The Coach favours a hard press in the defensive phase, encouraging his defenders to push up and close down with haste. This forces the opposition into playing the ball quickly, which has a tendency to lead to errors, allowing the midfield three and back line to capitalise and turn over possession.

Offensively, Andreazzoli likes to commit plenty of players forward, which often leaves his side slacking at the back. With Empoli, the team had no problems scoring, but found themselves caught on the counter attack far too often, an issue that could quite easily influence his Genoa side unless he makes the required improvements. This could become especially prevalent against a side like Roma, with fast, agile forwards ready to break on the counter and catch the Genoa defenders napping.

Fonseca, meanwhile, favoured a 4-2-3-1 with Shakhtar, employing a tactical style he became notorious for both domestically and within continental competitions. The Portuguese Coach used it when the club famously defeated Manchester City in the Champions League. However, what makes Fonseca’s tactics unique is that his 4-2-3-1 evolves into both a 4-4-2 and 4-2-4 on the ball.

Fonseca’s style is not overly reliant on possession and his teams will often sacrifice losing possession temporarily in order to get back into their natural defensive shape, allowing the side to work on pressing hard for the ball once again. A strong defensive midfielder, Taras Stepanenko being his main choice in Ukraine, was vital to the tactic, helping push to win the ball back in midfield, as well as opening up space and dragging defenders towards him to give wide players space on the flanks.

Moving forward, Fonseca focuses on getting the ball out wide, playing it into space for the players on the wing to push forward and onto.

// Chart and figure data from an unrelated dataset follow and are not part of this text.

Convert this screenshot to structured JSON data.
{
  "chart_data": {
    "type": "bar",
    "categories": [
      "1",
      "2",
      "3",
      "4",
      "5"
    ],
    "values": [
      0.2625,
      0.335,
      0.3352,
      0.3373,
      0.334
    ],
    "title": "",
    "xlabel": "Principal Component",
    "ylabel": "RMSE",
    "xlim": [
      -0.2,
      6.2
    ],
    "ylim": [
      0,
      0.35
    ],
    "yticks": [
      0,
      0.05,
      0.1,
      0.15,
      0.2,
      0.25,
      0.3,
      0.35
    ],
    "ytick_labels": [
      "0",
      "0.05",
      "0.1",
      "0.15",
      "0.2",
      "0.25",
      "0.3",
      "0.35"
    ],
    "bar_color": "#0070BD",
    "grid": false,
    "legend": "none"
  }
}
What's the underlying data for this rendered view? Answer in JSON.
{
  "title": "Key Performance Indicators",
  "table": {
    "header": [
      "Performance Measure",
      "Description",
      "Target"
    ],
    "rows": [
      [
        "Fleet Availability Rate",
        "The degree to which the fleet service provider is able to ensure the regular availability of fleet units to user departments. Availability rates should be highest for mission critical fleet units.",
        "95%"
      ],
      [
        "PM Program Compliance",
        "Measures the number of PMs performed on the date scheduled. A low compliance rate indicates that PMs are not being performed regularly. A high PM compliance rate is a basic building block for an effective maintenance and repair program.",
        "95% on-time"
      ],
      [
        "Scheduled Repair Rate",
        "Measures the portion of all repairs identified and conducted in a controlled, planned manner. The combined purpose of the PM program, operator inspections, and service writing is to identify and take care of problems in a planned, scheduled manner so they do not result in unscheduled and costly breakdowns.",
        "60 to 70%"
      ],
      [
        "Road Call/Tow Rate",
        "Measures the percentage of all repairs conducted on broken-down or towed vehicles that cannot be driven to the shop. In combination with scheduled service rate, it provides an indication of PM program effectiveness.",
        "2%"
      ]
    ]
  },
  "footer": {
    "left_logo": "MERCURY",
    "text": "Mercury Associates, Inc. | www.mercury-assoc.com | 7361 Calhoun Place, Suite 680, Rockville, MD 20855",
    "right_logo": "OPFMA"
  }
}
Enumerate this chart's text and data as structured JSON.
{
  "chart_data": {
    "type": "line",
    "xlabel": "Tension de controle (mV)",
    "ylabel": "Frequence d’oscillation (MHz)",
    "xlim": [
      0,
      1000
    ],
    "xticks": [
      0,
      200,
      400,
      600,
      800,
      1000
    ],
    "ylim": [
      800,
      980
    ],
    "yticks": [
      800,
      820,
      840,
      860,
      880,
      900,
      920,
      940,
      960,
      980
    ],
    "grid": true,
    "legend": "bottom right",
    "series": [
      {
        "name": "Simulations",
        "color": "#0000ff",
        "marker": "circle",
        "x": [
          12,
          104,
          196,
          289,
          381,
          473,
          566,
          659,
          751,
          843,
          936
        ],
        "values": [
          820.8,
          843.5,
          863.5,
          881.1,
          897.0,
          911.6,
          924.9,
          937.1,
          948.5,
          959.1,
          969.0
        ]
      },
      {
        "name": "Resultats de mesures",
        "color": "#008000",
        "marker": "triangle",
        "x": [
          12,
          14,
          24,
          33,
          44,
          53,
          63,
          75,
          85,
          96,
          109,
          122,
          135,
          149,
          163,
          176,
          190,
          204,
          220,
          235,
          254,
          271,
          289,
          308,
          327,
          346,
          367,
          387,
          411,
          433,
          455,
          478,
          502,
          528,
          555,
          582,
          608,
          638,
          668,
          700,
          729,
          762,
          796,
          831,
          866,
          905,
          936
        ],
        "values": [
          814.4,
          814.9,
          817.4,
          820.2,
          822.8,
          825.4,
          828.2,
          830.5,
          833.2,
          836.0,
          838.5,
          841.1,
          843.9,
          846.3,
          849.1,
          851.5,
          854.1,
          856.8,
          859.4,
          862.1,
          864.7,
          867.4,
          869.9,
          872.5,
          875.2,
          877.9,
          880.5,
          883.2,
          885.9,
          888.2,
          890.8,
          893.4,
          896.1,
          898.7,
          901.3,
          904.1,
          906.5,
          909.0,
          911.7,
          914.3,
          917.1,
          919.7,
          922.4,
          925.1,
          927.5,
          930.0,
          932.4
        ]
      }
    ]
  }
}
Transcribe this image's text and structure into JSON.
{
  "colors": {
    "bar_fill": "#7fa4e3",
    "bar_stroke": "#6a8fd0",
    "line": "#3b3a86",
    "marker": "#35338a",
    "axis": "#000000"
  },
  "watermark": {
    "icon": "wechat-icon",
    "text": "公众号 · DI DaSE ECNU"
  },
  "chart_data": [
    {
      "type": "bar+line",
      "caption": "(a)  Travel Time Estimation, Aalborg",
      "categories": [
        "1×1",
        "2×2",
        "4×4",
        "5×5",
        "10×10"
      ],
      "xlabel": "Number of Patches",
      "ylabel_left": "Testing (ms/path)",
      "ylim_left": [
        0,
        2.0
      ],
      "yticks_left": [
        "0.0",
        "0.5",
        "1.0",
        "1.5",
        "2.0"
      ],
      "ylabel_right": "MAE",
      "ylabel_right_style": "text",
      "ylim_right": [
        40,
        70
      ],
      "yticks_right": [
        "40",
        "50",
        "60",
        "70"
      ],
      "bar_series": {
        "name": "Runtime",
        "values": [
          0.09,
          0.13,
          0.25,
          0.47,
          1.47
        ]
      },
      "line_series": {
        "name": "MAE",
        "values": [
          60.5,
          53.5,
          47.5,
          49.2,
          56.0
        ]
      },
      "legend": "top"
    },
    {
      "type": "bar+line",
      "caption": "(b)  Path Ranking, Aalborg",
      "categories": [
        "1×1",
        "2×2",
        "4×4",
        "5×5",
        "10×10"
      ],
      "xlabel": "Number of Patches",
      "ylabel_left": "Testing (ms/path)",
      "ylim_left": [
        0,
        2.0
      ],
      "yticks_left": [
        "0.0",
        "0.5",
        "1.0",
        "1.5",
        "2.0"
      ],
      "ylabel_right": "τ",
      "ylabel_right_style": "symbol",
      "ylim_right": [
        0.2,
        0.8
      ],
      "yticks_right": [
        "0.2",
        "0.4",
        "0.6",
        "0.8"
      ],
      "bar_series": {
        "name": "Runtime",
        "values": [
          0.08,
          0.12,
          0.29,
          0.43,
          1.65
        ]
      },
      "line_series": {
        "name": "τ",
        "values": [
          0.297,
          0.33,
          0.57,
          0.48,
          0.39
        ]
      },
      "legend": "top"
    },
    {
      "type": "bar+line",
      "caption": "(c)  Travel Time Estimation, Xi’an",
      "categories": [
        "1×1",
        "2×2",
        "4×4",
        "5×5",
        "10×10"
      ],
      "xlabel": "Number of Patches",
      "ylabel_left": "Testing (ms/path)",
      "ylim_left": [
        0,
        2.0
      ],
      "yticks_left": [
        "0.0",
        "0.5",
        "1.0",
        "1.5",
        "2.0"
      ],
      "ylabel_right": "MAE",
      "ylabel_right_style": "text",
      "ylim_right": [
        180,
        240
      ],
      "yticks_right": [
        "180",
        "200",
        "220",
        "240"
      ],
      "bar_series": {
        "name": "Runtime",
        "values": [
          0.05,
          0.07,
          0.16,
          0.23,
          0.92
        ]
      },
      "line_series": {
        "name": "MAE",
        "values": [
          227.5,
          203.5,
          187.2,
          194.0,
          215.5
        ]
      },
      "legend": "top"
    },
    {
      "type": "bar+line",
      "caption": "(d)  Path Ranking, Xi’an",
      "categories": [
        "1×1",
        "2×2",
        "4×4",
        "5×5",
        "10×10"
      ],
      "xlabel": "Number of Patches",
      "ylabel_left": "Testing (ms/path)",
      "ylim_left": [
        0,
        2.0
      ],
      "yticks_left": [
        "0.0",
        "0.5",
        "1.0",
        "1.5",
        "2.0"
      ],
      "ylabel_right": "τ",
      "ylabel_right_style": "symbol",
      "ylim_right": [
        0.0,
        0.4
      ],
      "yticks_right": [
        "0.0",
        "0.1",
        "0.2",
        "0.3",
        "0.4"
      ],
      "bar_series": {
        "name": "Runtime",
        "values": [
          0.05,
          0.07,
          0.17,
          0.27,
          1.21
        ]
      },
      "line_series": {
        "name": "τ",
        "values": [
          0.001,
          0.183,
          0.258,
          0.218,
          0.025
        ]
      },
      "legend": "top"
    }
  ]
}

This is where the formation shifts, with the attack slowly overloading with more players based on the spaces available. When the side occupies a 4-4-2 formation, the wingers sit back and help build up play in midfield. On the counter, meanwhile, the wide players push forward and can cause opposition defences plenty of problems. This will be especially effective with the players that Fonseca has at his disposal with the Giallorossi, with the pace required to fulfil the Portuguese Coach’s tactical wishes.

In all, the match on Sunday appears to favour Fonseca tactically. Andreazzoli’s typical openness at the back could cause him real problems against Fonseca’s fluid attacking system that favours a counter-attacking style. However, anything can happen in the first game of the season, and both Coaches will have to prepare for the surprises that the other has in store.